Basic Characteristics

An auction consists of many bidders. The value for each bidder is the true worth that the bidder attaches to an item. In other words, a bidder’s value is his true maximum willingness to pay.

The critical feature of an auction is that a bidder’s value is private information. The bidder keeps it hidden not only from other bidders but from the seller as well.

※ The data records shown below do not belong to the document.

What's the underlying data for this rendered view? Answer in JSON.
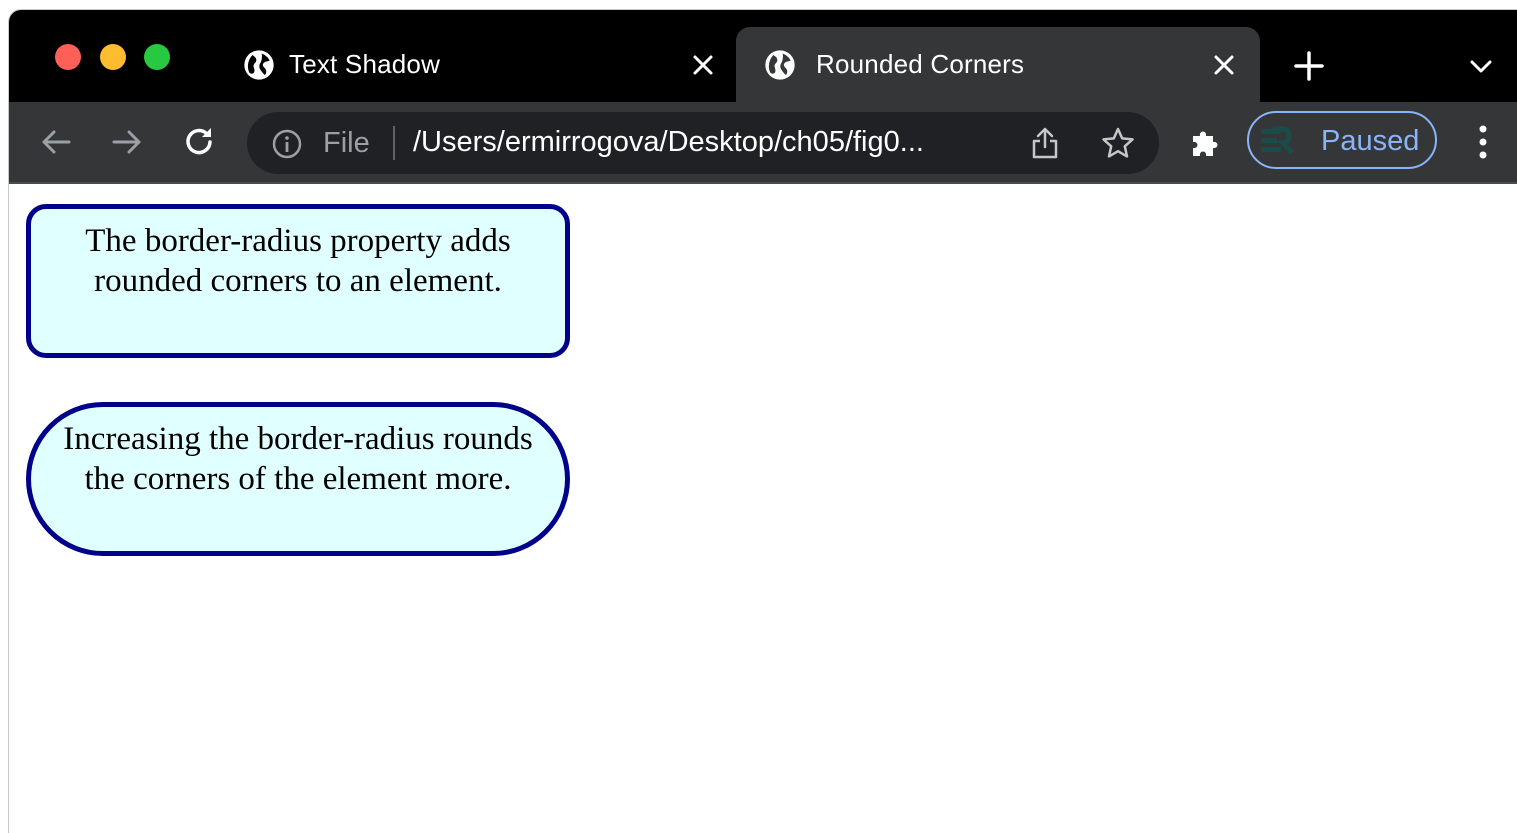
{
  "browser": {
    "tabs": [
      {
        "title": "Text Shadow",
        "active": false
      },
      {
        "title": "Rounded Corners",
        "active": true
      }
    ],
    "address_bar": {
      "scheme_label": "File",
      "url": "/Users/ermirrogova/Desktop/ch05/fig0..."
    },
    "profile": {
      "label": "Paused"
    }
  },
  "page": {
    "boxes": [
      {
        "text": "The border-radius property adds rounded corners to an element."
      },
      {
        "text": "Increasing the border-radius rounds the corners of the element more."
      }
    ]
  },
  "colors": {
    "box_border": "#00008b",
    "box_background": "#e0ffff",
    "accent": "#8ab4f8"
  }
}
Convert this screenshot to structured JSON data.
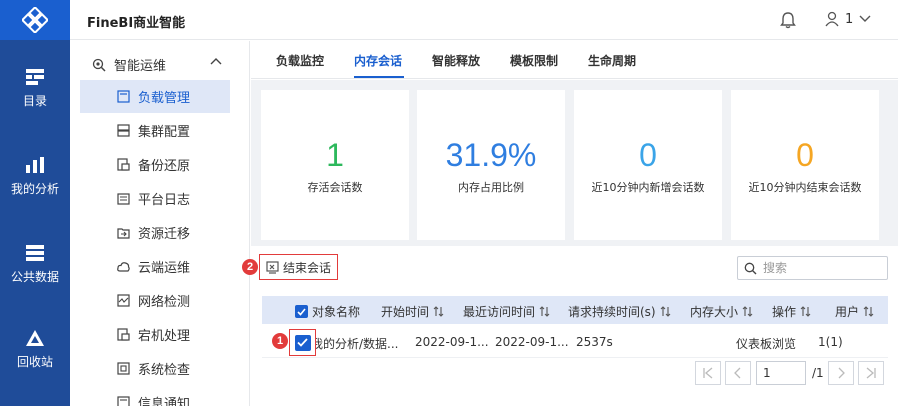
{
  "app": {
    "title": "FineBI商业智能",
    "user_name": "1"
  },
  "left_nav": [
    {
      "label": "目录",
      "icon": "catalog-icon"
    },
    {
      "label": "我的分析",
      "icon": "analysis-icon"
    },
    {
      "label": "公共数据",
      "icon": "public-data-icon"
    },
    {
      "label": "回收站",
      "icon": "recycle-bin-icon"
    }
  ],
  "sidebar": {
    "group_label": "智能运维",
    "items": [
      {
        "label": "负载管理",
        "active": true
      },
      {
        "label": "集群配置"
      },
      {
        "label": "备份还原"
      },
      {
        "label": "平台日志"
      },
      {
        "label": "资源迁移"
      },
      {
        "label": "云端运维"
      },
      {
        "label": "网络检测"
      },
      {
        "label": "宕机处理"
      },
      {
        "label": "系统检查"
      },
      {
        "label": "信息通知"
      }
    ]
  },
  "tabs": [
    {
      "label": "负载监控"
    },
    {
      "label": "内存会话",
      "active": true
    },
    {
      "label": "智能释放"
    },
    {
      "label": "模板限制"
    },
    {
      "label": "生命周期"
    }
  ],
  "stats": [
    {
      "value": "1",
      "caption": "存活会话数",
      "color": "#2db85c"
    },
    {
      "value": "31.9%",
      "caption": "内存占用比例",
      "color": "#2f7ee0"
    },
    {
      "value": "0",
      "caption": "近10分钟内新增会话数",
      "color": "#3aa4e8"
    },
    {
      "value": "0",
      "caption": "近10分钟内结束会话数",
      "color": "#f5a623"
    }
  ],
  "toolbar": {
    "end_session_label": "结束会话",
    "search_placeholder": "搜索"
  },
  "badges": {
    "first": "1",
    "second": "2"
  },
  "table": {
    "columns": [
      "对象名称",
      "开始时间",
      "最近访问时间",
      "请求持续时间(s)",
      "内存大小",
      "操作",
      "用户"
    ],
    "rows": [
      {
        "name": "我的分析/数据...",
        "start": "2022-09-1...",
        "last_access": "2022-09-1...",
        "duration": "2537s",
        "memory": "",
        "operation": "仪表板浏览",
        "user": "1(1)"
      }
    ]
  },
  "pagination": {
    "current": "1",
    "total": "/1"
  },
  "colors": {
    "brand": "#1a5fcf",
    "nav_bg": "#1f4c99",
    "highlight": "#e23b3b"
  }
}
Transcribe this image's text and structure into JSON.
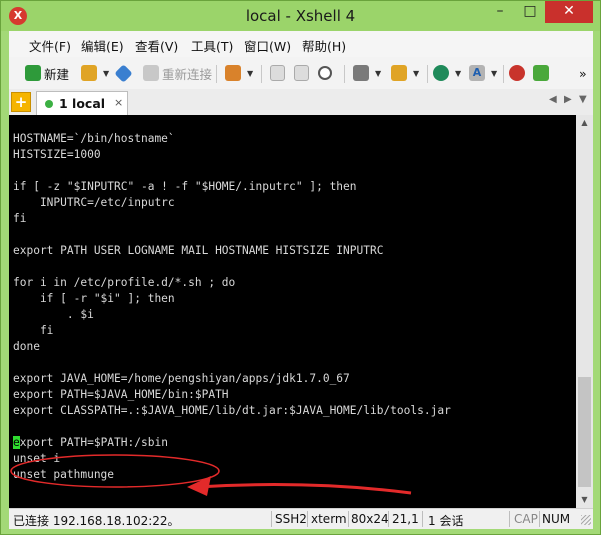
{
  "window": {
    "title": "local - Xshell 4",
    "app_icon": "xshell-logo",
    "minimize_label": "–",
    "maximize_label": "□",
    "close_label": "✕"
  },
  "menu": {
    "items": [
      {
        "label": "文件(F)"
      },
      {
        "label": "编辑(E)"
      },
      {
        "label": "查看(V)"
      },
      {
        "label": "工具(T)"
      },
      {
        "label": "窗口(W)"
      },
      {
        "label": "帮助(H)"
      }
    ]
  },
  "toolbar": {
    "new_label": "新建",
    "reconnect_label": "重新连接",
    "overflow_label": "»",
    "icons": [
      "new-session-icon",
      "open-folder-icon",
      "connect-icon",
      "reconnect-icon",
      "properties-icon",
      "copy-icon",
      "paste-icon",
      "find-icon",
      "print-icon",
      "transfer-icon",
      "globe-icon",
      "font-icon",
      "xftp-icon",
      "script-icon"
    ],
    "colors": {
      "new": "#2e9a3a",
      "folder": "#e0a425",
      "connect": "#3a7fd0",
      "props": "#d9822b",
      "globe": "#1f8a5a",
      "xftp": "#c8342c"
    }
  },
  "tabs": {
    "add_label": "+",
    "items": [
      {
        "label": "1 local",
        "status": "connected"
      }
    ],
    "close_label": "×",
    "nav_prev": "◀",
    "nav_next": "▶",
    "nav_menu": "▼"
  },
  "terminal": {
    "lines_before_cursor": "HOSTNAME=`/bin/hostname`\nHISTSIZE=1000\n\nif [ -z \"$INPUTRC\" -a ! -f \"$HOME/.inputrc\" ]; then\n    INPUTRC=/etc/inputrc\nfi\n\nexport PATH USER LOGNAME MAIL HOSTNAME HISTSIZE INPUTRC\n\nfor i in /etc/profile.d/*.sh ; do\n    if [ -r \"$i\" ]; then\n        . $i\n    fi\ndone\n\nexport JAVA_HOME=/home/pengshiyan/apps/jdk1.7.0_67\nexport PATH=$JAVA_HOME/bin:$PATH\nexport CLASSPATH=.:$JAVA_HOME/lib/dt.jar:$JAVA_HOME/lib/tools.jar\n\n",
    "cursor_char": "e",
    "lines_after_cursor": "xport PATH=$PATH:/sbin\nunset i\nunset pathmunge",
    "annotation_color": "#e32a2a",
    "cursor_color": "#2fdc2f"
  },
  "statusbar": {
    "connection": "已连接 192.168.18.102:22。",
    "protocol": "SSH2",
    "terminal_type": "xterm",
    "size": "80x24",
    "cursor_pos": "21,1",
    "sessions": "1 会话",
    "caps": "CAP",
    "num": "NUM"
  }
}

If all values were public, auctions would be efficient. The buyer with the highest valuation would obtain the item, with the surplus split between the buyer and the seller. But bidders might have an incentive not to reveal their true valuations, so that they can obtain the item at the lowest possible cost. In other words, bidders and sellers are both trying to maximize their own surplus.

Auctions are a special case of a whole subdiscipline called mechanism design, which studies how a principal (e.g. a seller or a firm owner) can design rules to elicit certain actions or information from agents (e.g. bidders or employees).

Auction Classifications

Auctions are classified according to their rules and according to the environment in which they are operated (i.e. the characteristics of bidder valuations).

There are four basic auction rules. Two of them involve open auctions, where bids are public. Two of them involve closed auctions, where bids are private.

Open Auctions

English Auction / Ascending-Price Auction – The seller starts at a low price and bidders bid the price up until nobody offers a higher bid.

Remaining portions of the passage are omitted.